En 1974, il puise son inspiration chez Douglas Sirk ("Tout ce que le cien permet") pour signer le magnifique "Tous les autres s'appellent Ali", où une sexagénaire tombe amoureuse d’un travailleur immigré beaucoup plus jeune qu’elle, attisant les regards suspicieux et les jugements cruels du voisinage autant que l’incompréhension de ses enfants. «D’après ses films, l’amour me semble être le meilleur, le plus insidieux et le plus efficace instrument de l’oppression sociale…», déclarait Fassbinder à propos de Sirk. L’année suivante, il réalise "Maman Kusters s'en va au ciel", et "le Droit du plus fort" décrit au sein d’un couple d’hommes la prédominance des rapports de classes sur les rapports sexuels.
 

En 1977, il bénéficie d’une production de grande envergure pour tourner "Despair", d’après Nabokov, avec Dirk Bogarde en émigré russe et industriel du chocolat dans l'Allemagne des années trente. Après avoir réalisé en 1980 pour la télévision la série "Berlin Alexanderplatz", située à l’époque de la République de Weimar, il plonge avec "Lili Marleen" au cœur de l’Allemagne nazie. La France le découvre en 1979, lorsque "le Mariage de Maria Braun" est couronné de plusieurs prix au Festival de Berlin. Hannah Schygulla y interprète le rôle-titre d’une femme tuant son amant après le retour de son mari dans l’Allemagne détruite par la Seconde Guerre mondiale. Dans "Lola, une femme allemande" (1981) et "le Secret de Veronika Voss" (1982), il porte un regard désenchanté et d’une redoutable férocité sur l'Allemagne des années cinquante, tout en poursuivant sa somptueuse série de portraits au féminin.
 

«Pour parler de son pays, Fassbinder décide de raconter le destin de femmes, mi putes mi déesses, sur le modèle de Marlene Dietrich. Fassbinder “invente” les nouvelles stars du cinéma allemand, ou plutôt ses propres stars intégrées à sa troupe : Hanna Schygulla, Barbara Sukowa, Ingrid Caven, Margit Carstensen… », rappelle Olivier Père. Adaptation du roman de Jean Genet, "Querelle" est présenté au Festival de Cannes en 1982, quelques semaines avant la mort du cinéaste par overdose, à l'âge de 37 ans. «Savoir s’il est mort trop jeune parce qu’il s’est dépensé, ou s’il s’est dépensé parce qu’il savait qu’il allait mourir jeune, c’est une question à laquelle je ne me risquerai pas à répondre», a dit un jour Hannah Schygulla.

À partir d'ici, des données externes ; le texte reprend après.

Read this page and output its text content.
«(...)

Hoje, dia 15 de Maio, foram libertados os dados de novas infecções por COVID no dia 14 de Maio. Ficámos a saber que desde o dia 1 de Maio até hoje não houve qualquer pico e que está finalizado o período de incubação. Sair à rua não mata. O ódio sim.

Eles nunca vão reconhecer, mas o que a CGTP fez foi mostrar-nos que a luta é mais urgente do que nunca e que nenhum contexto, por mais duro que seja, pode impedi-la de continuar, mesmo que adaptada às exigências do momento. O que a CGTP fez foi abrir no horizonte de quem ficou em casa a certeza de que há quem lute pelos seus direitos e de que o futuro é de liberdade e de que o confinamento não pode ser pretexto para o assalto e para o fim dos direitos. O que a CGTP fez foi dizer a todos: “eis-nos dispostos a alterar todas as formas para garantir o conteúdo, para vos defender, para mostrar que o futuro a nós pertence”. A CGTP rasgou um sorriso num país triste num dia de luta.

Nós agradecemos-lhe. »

Jouant dans une vingtaine de ses films dont elle ne fut jamais l’actrice principale, Ingrid Caven a été mariée au cinéaste pendant deux ans. Elle raconte comment «il n’avait aucun scrupule à manipuler les acteurs et les actrices pour arriver à ses fins. C’était un maître de marionnettes. Curieusement, tous les gens autour de lui en étaient très amoureux. Il arrivait à ce résultat par un chemin de séduction très tortueux. Il prenait les deux ou trois actrices principales du film et leur disait en aparté : “Tu es la plus belle du monde, la meilleure, ne l’oublie pas”. À une autre, il pouvait proférer les pires insultes. Fassbinder ne faisait pas dans le raffinement. J’ai toujours été surprise par l’absence de réaction des comédiens, mais il choisissait en priorité ceux qui étaient susceptibles de tolérer son rituel. Fassbinder disait que nous étions tous des porcs, c’était une analogie très importante pour lui. Il ne forçait pas les acteurs. Il possédait un charisme incroyable. On a dit qu’il n’était pas aimé, qu’il avait beaucoup souffert, mais c’est absurde. C’est plutôt le contraire. Fassbinder a souffert d’être trop aimé, il avait une famille qui le surprotégeait. Il y a toujours eu chez lui le fantasme d’être quitté. Il avait une furieuse envie de vivre»(1)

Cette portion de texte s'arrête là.